Transmucosal Buprenorphine in the Treatment of Dyspnea: Case Series and Review of the Literature.

Full μ-opioid agonists are commonly employed in advanced disease to relieve dyspnea of various etiologies. Although there are ongoing debates and studies regarding the relative efficacy of different agents, a factor limiting more general use is a concern about side effects, in particular respiratory depression. Buprenorphine is a partial μ receptor agonist and a κ-opioid receptor antagonist, with a better safety profile than full μ receptor agonists. We conducted a literature search, which did not reveal any studies looking at the use of buprenorphine to treat dyspnea. We also report a case series of three patients with dyspnea of various etiologies treated with buprenorphine, with an apparent excellent response of dyspnea to treatment, without any significant side effects. Given those results, as well as the potential impact of κ-opioid receptor antagonism on dyspnea-associated anxiety, we conclude that there is a need for controlled studies of buprenorphine against full μ-opioid agonists for the symptomatic treatment of dyspnea in palliative care. © François Blumenfeld-Kouchner et al., 2021; Published by Mary Ann Liebert, Inc.

Introduction

Opioids are commonly used in the palliative treatment of dyspnea of multiple etiologies. Buprenorphine is a μ-opioid receptor (MOR) partial agonist, and a κ-receptor antagonist. It is considered safer than full MOR agonists in terms of respiratory depression risk.[1,2] Evidence suggests that a limiting factor to the prescription of opioids for dyspnea is a concern about safety and side effects.[3,4]

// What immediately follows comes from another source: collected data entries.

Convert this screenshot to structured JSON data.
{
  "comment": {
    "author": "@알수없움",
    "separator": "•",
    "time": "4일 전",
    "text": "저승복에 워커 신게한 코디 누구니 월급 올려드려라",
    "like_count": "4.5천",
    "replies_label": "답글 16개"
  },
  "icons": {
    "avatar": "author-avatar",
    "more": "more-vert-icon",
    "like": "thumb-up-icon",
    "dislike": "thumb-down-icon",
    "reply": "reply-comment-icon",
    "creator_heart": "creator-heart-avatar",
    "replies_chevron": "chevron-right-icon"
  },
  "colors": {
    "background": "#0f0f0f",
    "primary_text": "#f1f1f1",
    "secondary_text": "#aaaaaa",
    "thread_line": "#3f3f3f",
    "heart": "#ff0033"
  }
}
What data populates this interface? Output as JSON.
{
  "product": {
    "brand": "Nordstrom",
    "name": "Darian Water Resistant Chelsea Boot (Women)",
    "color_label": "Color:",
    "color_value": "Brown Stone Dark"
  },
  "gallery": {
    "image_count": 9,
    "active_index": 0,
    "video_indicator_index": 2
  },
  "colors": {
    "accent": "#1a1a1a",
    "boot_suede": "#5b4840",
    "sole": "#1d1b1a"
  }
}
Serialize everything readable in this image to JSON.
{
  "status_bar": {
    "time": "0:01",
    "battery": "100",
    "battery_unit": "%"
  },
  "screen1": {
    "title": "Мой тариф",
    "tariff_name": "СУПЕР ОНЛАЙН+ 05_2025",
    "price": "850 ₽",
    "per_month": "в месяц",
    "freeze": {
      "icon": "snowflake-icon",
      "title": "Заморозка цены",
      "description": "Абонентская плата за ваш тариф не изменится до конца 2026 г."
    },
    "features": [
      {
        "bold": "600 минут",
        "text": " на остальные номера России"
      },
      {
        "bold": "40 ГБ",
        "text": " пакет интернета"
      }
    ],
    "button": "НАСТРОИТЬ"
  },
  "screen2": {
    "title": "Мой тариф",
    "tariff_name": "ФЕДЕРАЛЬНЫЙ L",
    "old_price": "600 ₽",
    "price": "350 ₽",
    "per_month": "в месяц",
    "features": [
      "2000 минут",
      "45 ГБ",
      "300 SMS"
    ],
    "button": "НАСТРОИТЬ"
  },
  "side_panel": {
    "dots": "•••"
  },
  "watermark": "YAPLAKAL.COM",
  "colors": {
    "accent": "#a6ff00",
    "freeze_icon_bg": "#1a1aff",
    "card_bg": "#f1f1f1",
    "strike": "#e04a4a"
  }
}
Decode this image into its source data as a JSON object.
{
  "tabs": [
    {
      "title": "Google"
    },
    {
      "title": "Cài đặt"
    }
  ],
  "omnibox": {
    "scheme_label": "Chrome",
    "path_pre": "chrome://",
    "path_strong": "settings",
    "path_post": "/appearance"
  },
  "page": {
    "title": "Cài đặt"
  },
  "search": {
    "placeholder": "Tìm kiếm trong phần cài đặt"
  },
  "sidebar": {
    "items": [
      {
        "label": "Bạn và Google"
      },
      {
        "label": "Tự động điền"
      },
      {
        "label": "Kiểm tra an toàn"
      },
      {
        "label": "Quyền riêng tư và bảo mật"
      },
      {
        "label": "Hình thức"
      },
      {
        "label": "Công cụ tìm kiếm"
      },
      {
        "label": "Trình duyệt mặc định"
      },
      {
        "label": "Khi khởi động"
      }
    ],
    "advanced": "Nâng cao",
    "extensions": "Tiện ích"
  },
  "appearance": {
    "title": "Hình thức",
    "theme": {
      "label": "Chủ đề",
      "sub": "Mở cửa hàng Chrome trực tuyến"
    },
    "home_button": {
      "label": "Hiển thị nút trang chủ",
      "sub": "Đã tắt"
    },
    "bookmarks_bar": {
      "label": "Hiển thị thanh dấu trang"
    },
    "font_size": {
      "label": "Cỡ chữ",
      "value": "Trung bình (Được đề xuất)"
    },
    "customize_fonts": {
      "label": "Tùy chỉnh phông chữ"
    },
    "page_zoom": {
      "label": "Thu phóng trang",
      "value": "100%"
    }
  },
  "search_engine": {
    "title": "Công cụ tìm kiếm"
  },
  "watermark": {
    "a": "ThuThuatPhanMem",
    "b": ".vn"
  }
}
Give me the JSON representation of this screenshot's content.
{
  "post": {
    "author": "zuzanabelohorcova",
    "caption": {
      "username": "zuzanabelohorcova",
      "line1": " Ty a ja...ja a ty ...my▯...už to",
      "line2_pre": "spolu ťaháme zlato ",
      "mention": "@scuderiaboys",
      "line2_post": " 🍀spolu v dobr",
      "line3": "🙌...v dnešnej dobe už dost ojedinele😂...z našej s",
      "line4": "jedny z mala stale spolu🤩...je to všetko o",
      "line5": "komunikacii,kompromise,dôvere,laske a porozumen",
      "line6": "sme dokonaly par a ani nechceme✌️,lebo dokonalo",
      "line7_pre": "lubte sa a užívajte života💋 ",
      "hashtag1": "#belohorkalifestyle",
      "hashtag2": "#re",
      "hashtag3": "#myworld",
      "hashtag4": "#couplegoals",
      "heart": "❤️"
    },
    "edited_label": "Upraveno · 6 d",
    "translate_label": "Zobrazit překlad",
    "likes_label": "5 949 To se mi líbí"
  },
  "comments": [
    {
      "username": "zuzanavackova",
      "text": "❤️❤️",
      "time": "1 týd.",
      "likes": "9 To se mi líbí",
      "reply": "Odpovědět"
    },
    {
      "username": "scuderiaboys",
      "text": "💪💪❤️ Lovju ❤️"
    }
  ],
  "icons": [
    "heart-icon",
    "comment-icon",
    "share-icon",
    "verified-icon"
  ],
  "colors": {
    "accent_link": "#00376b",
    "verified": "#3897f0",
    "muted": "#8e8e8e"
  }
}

In addition, although expert opinion considers low-dose full MORs helpful in the treatment of refractory dyspnea, their benefit has been difficult to demonstrate in randomized controlled settings.[5,6] One reason for this may be that assessment of dyspnea through questionnaires may be underestimating the impact of treatment as patients may increase their activity level to reach their previous breathlessness severity level if the treatment is helpful; it has been suggested that more objective measures, such as use of accelerometers to measure changes in activity, may be better suited to assess treatment effects.[7,8] Nevertheless, patients seen in palliative care settings often suffer from comorbid pain, also raising concerns about need for higher opioid doses (and hence side effects) than might suffice to treat isolated dyspnea.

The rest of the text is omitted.